C. Tous les islamistes ne sont pas des terroristes. Des groupes dits « islamistes » apparaissent un peu partout dans les pays musulmans (on en compte certainement plusieurs centaines). Ils restent dans l’ensemble très minoritaires, même s’ils peuvent rallier à leur cause des musulmans plus nombreux. Mais même parmi ces islamistes, il y a des degrés. Dans son livre sur L’islam radical, Bruno Etienne répartit ces islamistes en trois grands groupes. Il y a des associations qu’il appelle dans son jargon “de maintenance classique”, c’est-à-dire des groupes qui se préoccupent de maintenir les croyances et les pratiques traditionnelles (comme la prière et le ramadan), tout en conservant des préoccupations politiques; il y a aussi des associations tournées vers la conversion, c’est-à-dire des groupes qui visent à raviver la foi des musulmans, à les amener à s’intéresser à nouveau à leur religion et à les sensibiliser à sa mission sociale et politique; enfin il y a des associations activistes qui, en plus d’appeler à la ferveur religieuse et politique et au prosélytisme, sont prêtes à utiliser la violence pour atteindre leurs fins. En fait, note toujours Etienne, « le véritable enjeu pour toutes ces associations se trouve dans la constitution d’une contre-élite, puis dans la création d’un État fondé sur la sharî‘a (la loi islamique), enfin dans la création d’un État musulman unique » (5). Les préoccupations de ces groupes sont cohérentes avec les fondements de l’islam. Mais même parmi ceux qui prônent certaines formes de violence, peu de ces activistes seraient, je pense, d’accord avec une action terroriste de l’envergure de celle du 11 septembre dernier, et cela pour des raisons de cohérence avec les valeurs fondamentales de l’islam. Le terrorisme serait conçu comme un ultime recours en cas d’agression, mais non comme une vengeance tous azimuts.

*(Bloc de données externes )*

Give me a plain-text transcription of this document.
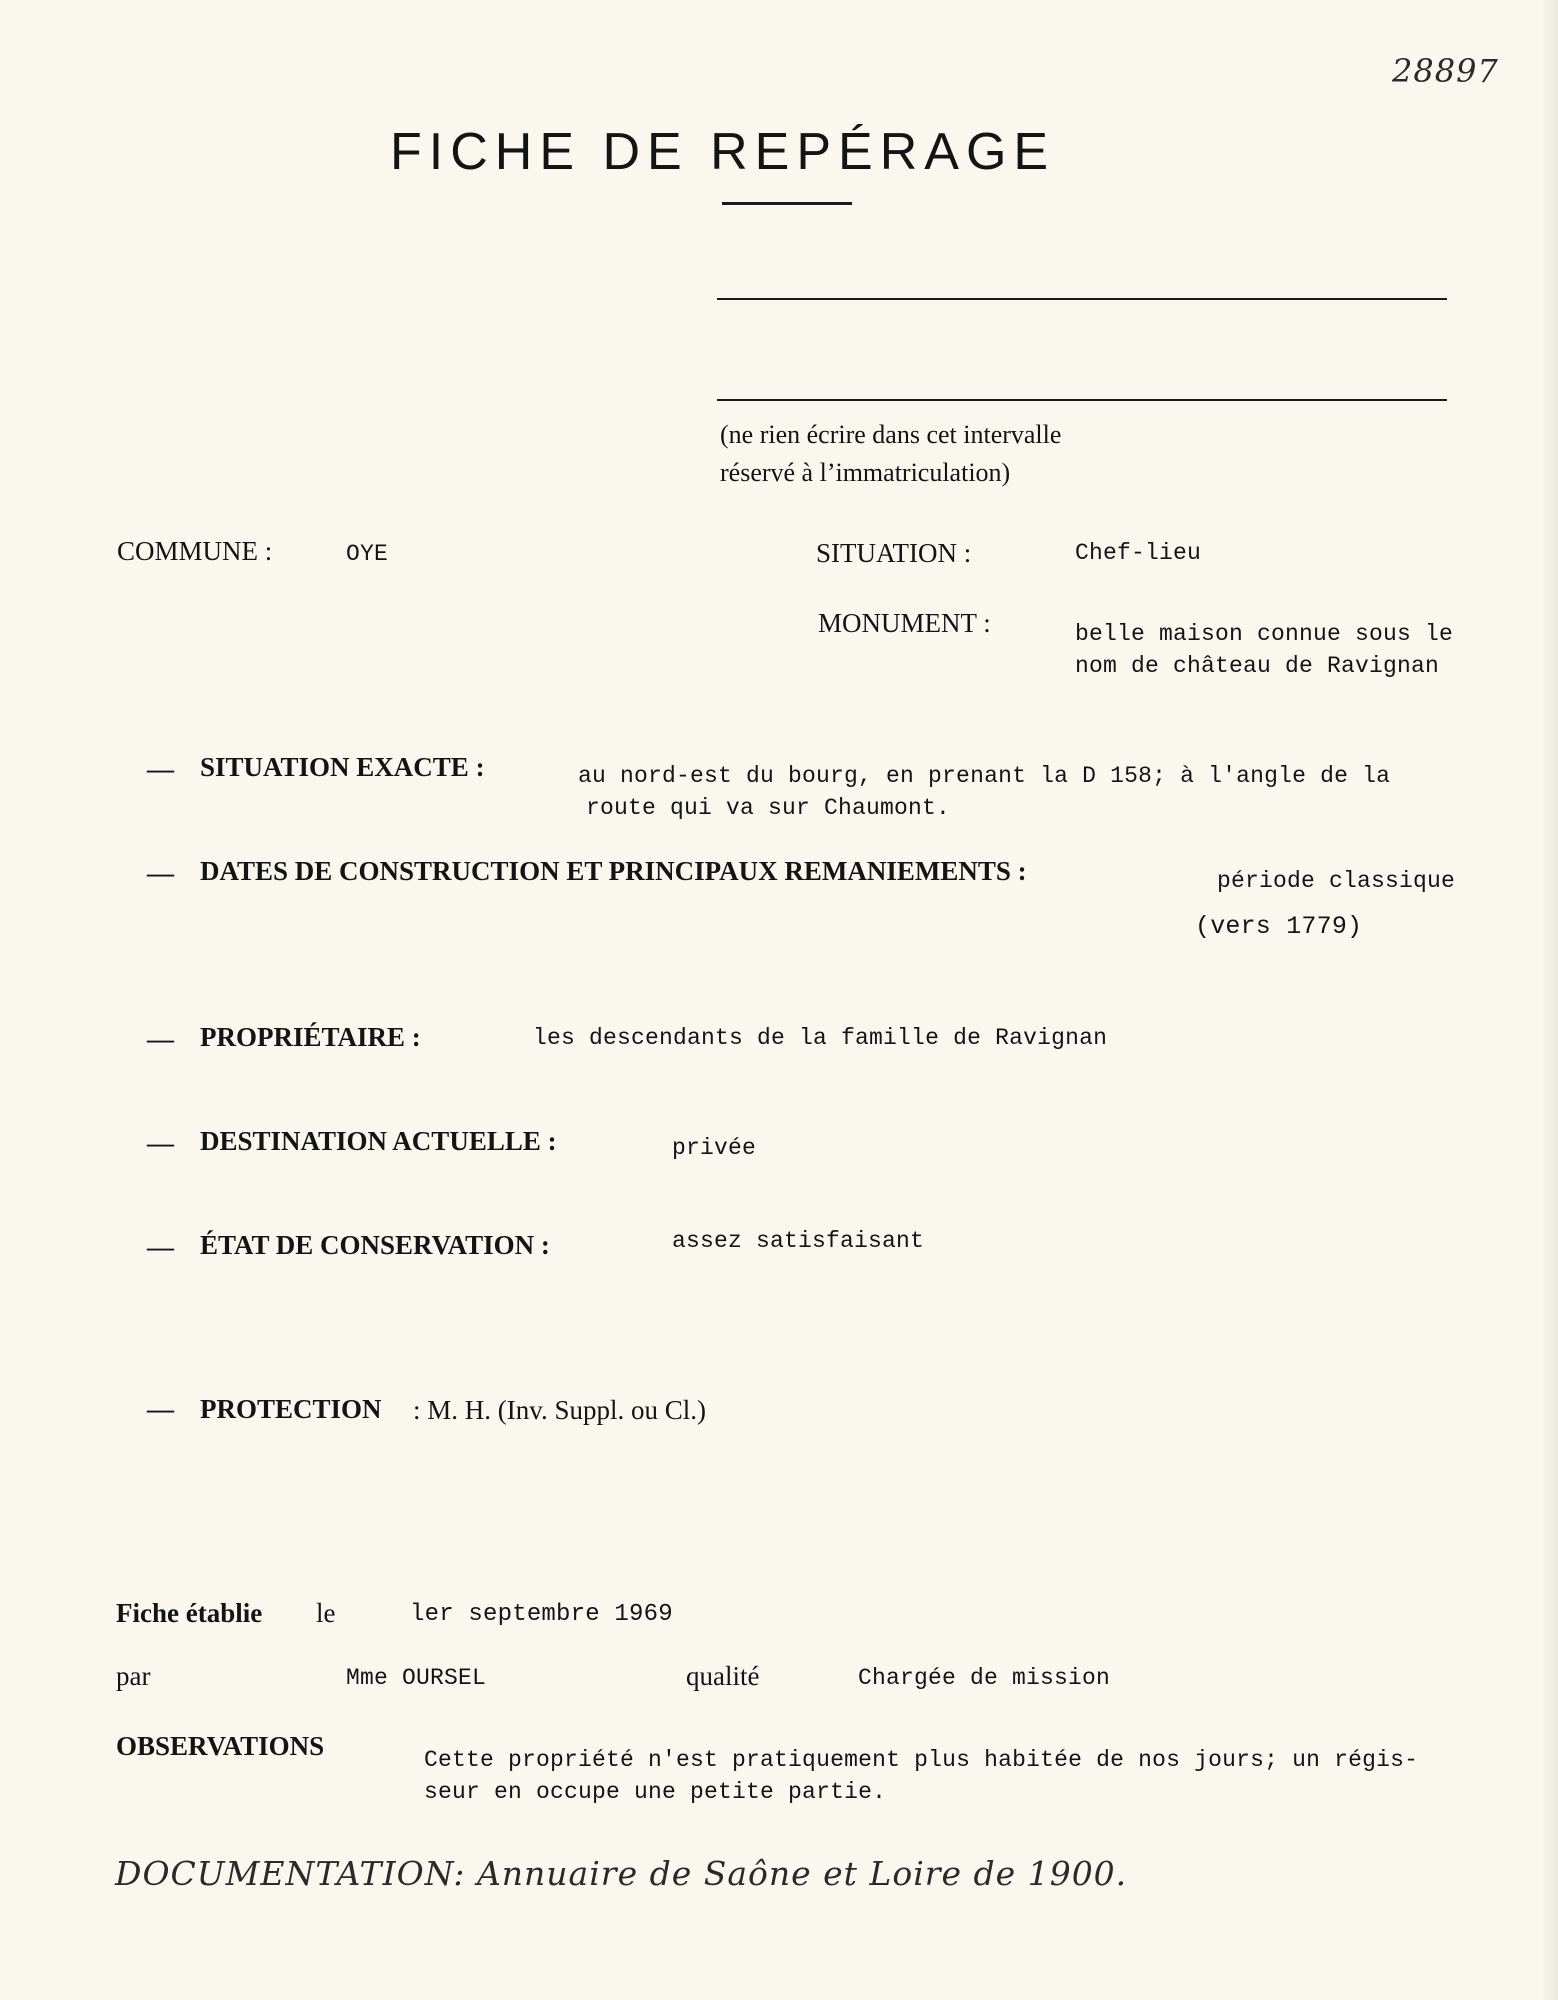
28897
FICHE DE REPÉRAGE
(ne rien écrire dans cet intervalle
réservé à l’immatriculation)
COMMUNE :	OYE	SITUATION :	Chef-lieu
MONUMENT :	belle maison connue sous le
nom de château de Ravignan
— SITUATION EXACTE :	au nord-est du bourg, en prenant la D 158; à l'angle de la
route qui va sur Chaumont.
— DATES DE CONSTRUCTION ET PRINCIPAUX REMANIEMENTS :	période classique
(vers 1779)
— PROPRIÉTAIRE :	les descendants de la famille de Ravignan
— DESTINATION ACTUELLE :	privée
— ÉTAT DE CONSERVATION :	assez satisfaisant
— PROTECTION : M. H. (Inv. Suppl. ou Cl.)
Fiche établie le	ler septembre 1969
par	Mme OURSEL	qualité	Chargée de mission
OBSERVATIONS	Cette propriété n'est pratiquement plus habitée de nos jours; un régis-
seur en occupe une petite partie.
DOCUMENTATION: Annuaire de Saône et Loire de 1900.
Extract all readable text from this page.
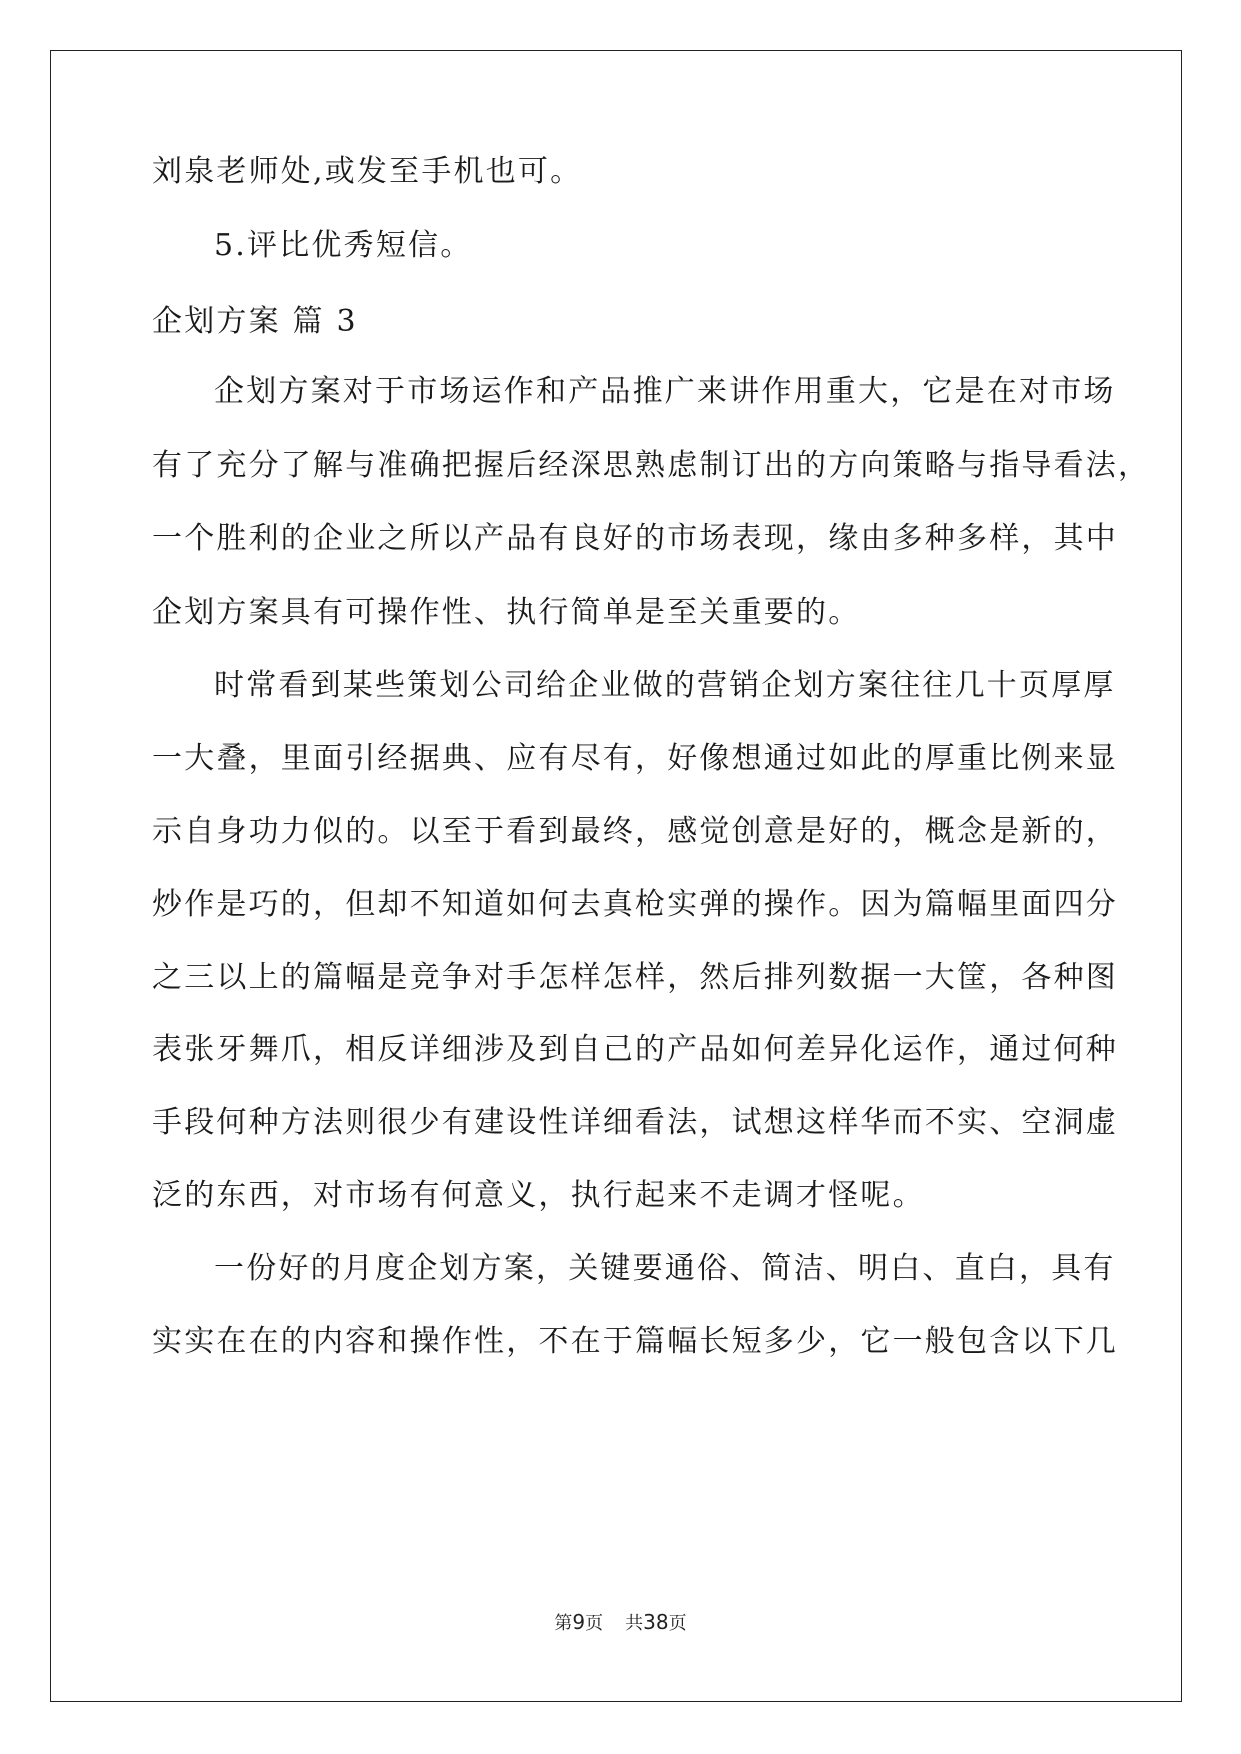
刘泉老师处,或发至手机也可。
5.评比优秀短信。
企划方案 篇 3
企划方案对于市场运作和产品推广来讲作用重大，它是在对市场
有了充分了解与准确把握后经深思熟虑制订出的方向策略与指导看法，
一个胜利的企业之所以产品有良好的市场表现，缘由多种多样，其中
企划方案具有可操作性、执行简单是至关重要的。
时常看到某些策划公司给企业做的营销企划方案往往几十页厚厚
一大叠，里面引经据典、应有尽有，好像想通过如此的厚重比例来显
示自身功力似的。以至于看到最终，感觉创意是好的，概念是新的，
炒作是巧的，但却不知道如何去真枪实弹的操作。因为篇幅里面四分
之三以上的篇幅是竞争对手怎样怎样，然后排列数据一大筐，各种图
表张牙舞爪，相反详细涉及到自己的产品如何差异化运作，通过何种
手段何种方法则很少有建设性详细看法，试想这样华而不实、空洞虚
泛的东西，对市场有何意义，执行起来不走调才怪呢。
一份好的月度企划方案，关键要通俗、简洁、明白、直白，具有
实实在在的内容和操作性，不在于篇幅长短多少，它一般包含以下几
第9页 共38页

J’ajoute ici quelques notes qui me viennent d’un article qu’un spécialiste bien connu des sectes, Jean-François Mayer, a écrit jeudi le 13 septembre dans un journal suisse de Fribourg. Il cite d’abord un spécialiste américain du terrorisme, Bruce Hoffman, qui disait qu’aucun des groupes terroristes actifs en 1968 ne pouvait être classé comme religieux. La chronologie des actions terroristes que tient ce spécialiste montre que les groupes terroristes modernes disant s’appuyer sur telle ou telle religion émergent à partir de 1980. Au cours des années 1990, entre un tiers et la moitié des organisations terroristes identifiées comme actives à travers le globe se réclamaient de motivations religieuses. Bien que le lien entre religion et terrorisme ait déjà existé par le passé, le terrorisme international moderne a donc bel et bien changé de visage. Ce qui frappe Bruce Hoffman, c’est que les impératifs religieux conduisent « à des actes de violence plus intenses, entraînant un nombre beaucoup plus considérable de victimes ». La légitimité venue d’en haut, dont se réclame le terroriste, fait disparaître tout ce qui pourrait éventuellement freiner un terroriste séculier, ne serait-ce que pour des raisons tactiques ou d’image : ce terroriste agit au nom d’un devoir divin. « L’image, commente toujours J. F. Mayer : c’est, bien entendu, une motivation essentielle de l’acte terroriste, quel qu’il soit. Il s’agit non seulement d’exercer une pression pour faire plier l’adversaire, mais aussi d’atteindre un impact psychologique maximal. L’action terroriste n’a pas de sens si elle n’attire pas l’attention. À l’heure de la télévision, l’impact devient mondial : le terrorisme en direct, sous les caméras de CNN ! Une pièce de théâtre ! » Si je comprends bien cette analyse, quelles que soient les légitimations qu’il se donne, le terroriste reste un terroriste, c’est-à-dire quelqu’un qui, dans sa recherche du pouvoir, privilégie des actions de terreur. La véritable religion du terroriste, c’est celle du pouvoir, d’un pouvoir absolu. Prêt à tout pour obtenir ce pouvoir, le terroriste s’allie la religion, l’islam en particulier, et s’allie ainsi aisément les masses qui croient en Allah et ne sont pas prêtes à faire toutes les distinctions requises.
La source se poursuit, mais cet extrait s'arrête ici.